There seems to be much misunderstanding in conservation circles about this judgment, so I am going to clarify it. In fact, the Supreme Court picked up on a point which we have made right from the beginning, namely, that the 24 month wilding rule was arbitrary and meaningless, having no conservation value. We maintained that it was nothing more than a pretense; viz: ‘if we can pretend that the lion is wild then we can all pretend that canned hunting has been banned.’
The Minister’s aim was to use this public relations gimmick to deflect public anger, and at the same time allow canned hunting to continue behind the false cloak of regulation. We described the Minister’s 24 month wilding rule at the time as ‘mischievous and misleading.’
The Supreme Court described it as ‘irrational,’ and we cannot fault this characterisation. The 24 month wilding rule was a publicity stunt which had no place in conservation, and that is exactly what underlies the Supreme Court’s decision.
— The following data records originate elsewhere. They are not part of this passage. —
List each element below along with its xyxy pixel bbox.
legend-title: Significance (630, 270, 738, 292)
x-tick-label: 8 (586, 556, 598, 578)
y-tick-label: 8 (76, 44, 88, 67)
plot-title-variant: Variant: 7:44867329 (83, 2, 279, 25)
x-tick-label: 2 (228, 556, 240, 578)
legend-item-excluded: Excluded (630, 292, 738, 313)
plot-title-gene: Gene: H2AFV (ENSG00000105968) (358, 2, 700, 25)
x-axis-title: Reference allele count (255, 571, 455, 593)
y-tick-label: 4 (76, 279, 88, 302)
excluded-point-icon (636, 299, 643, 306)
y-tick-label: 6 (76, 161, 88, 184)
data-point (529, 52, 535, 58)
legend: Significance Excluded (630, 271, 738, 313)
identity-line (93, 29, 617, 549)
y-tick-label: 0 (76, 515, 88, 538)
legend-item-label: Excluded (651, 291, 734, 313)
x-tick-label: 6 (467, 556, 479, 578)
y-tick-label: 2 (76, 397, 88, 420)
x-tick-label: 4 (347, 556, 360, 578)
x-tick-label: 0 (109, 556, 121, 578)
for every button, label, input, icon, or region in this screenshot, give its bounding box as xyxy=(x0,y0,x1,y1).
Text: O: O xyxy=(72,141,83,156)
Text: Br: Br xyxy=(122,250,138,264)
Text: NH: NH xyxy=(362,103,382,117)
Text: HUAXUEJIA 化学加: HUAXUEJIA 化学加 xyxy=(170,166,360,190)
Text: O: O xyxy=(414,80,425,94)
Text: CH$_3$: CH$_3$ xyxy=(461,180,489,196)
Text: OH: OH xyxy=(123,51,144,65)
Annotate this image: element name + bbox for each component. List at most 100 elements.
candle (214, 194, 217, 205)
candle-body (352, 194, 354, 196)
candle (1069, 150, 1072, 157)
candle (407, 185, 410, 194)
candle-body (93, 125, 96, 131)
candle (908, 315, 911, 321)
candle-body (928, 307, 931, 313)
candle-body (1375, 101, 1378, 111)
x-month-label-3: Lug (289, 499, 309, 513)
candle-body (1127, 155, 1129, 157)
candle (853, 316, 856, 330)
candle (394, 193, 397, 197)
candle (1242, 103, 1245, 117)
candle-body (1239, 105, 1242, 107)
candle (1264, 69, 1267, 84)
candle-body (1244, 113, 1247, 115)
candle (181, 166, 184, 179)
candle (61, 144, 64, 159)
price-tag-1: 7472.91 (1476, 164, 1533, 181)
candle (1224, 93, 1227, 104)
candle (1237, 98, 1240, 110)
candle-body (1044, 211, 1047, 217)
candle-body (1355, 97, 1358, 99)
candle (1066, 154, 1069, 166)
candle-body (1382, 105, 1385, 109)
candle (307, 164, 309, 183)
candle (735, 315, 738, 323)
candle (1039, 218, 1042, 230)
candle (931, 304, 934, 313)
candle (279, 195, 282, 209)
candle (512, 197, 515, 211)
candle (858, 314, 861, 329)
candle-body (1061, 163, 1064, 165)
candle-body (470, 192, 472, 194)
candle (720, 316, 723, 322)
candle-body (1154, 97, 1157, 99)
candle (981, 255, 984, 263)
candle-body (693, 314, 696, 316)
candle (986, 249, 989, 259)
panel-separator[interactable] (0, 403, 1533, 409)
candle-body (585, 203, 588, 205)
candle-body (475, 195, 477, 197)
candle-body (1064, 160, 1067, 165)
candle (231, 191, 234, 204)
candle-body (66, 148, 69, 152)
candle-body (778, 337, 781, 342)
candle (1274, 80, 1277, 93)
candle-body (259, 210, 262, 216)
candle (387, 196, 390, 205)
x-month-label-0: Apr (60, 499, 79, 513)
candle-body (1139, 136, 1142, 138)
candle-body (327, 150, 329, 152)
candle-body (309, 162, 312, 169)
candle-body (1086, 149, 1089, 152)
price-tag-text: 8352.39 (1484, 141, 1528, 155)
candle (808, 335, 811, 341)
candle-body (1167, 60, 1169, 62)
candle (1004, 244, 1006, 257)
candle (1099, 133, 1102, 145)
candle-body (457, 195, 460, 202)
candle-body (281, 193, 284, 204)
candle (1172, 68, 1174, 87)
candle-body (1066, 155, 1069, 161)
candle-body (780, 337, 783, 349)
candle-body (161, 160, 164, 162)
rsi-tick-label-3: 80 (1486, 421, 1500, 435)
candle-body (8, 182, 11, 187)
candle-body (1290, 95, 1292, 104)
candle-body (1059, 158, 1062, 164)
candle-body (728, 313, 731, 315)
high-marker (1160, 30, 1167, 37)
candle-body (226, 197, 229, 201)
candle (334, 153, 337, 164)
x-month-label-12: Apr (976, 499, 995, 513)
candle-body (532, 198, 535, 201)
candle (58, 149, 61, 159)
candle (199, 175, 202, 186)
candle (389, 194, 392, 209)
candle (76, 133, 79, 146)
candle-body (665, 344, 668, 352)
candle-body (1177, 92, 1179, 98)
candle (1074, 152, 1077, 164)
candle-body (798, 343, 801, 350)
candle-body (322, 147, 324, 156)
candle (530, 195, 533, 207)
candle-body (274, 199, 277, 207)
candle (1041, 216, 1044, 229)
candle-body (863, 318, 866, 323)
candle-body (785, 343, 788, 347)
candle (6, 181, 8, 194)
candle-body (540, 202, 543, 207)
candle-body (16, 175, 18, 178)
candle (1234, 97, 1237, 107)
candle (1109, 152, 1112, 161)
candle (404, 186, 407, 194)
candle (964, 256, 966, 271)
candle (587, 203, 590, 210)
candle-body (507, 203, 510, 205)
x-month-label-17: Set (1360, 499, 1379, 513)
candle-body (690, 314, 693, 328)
This judgment, and the current unregulated free- for- all in captive lion breeding and canned hunting, is the clearest indicator of the incompetence and dysfunctionality of SA conservation services, and it's vulnerability to specious pro-hunting arguments.
Look at the consequences of mindlessly promoting this awful industry:
1. Wild lions will continue to be poached and captured from game reserves and neighbouring countries to supply fresh blood for the lion breeders, in order to combat captivity depression.
2. The unnatural confinement of predators has the potential to breed pathogens such as feline AIDS which can devastate both captive and wild populations.
3. The barbaric cruelty will increasingly drive away ethical tourism (our share of world tourism is still a miserable less than half of one per cent!) We get emails every day from outraged tourists who refuse to visit South africa.
4. And now the captive lion breeders are moving in to selling lion bones for the infamous Chinese traditional medicine market, which has already emptied the forests of Asia of their tiger populations.
5. In short, thanks to the lack of foresight and intelligence in SA conservation structures, and to the obscene wealth of foreign hunting clubs like Safari Club International, in Reno, Nevada, predators are becoming domesticated livestock – but un-protected by animal cruelty legislation. Imagine the outcry if farmers bred sheep and goats for hunters to shoot arrows in to?
Our wildlife desperately needs protection from conservationists who lack the intellect to understand that hunting is environmental terrorism, and should be banned. What this Supreme Court decision reveals is that the flow of hunting dollars and Euros has promoted captive lion breeding so much that it has now moved out of conservation, and in to agriculture.
Lions have become alternative livestock. American trophy hunters and useless South African conservationists have allowed the ‘wild’ to be taken out of our wildlife.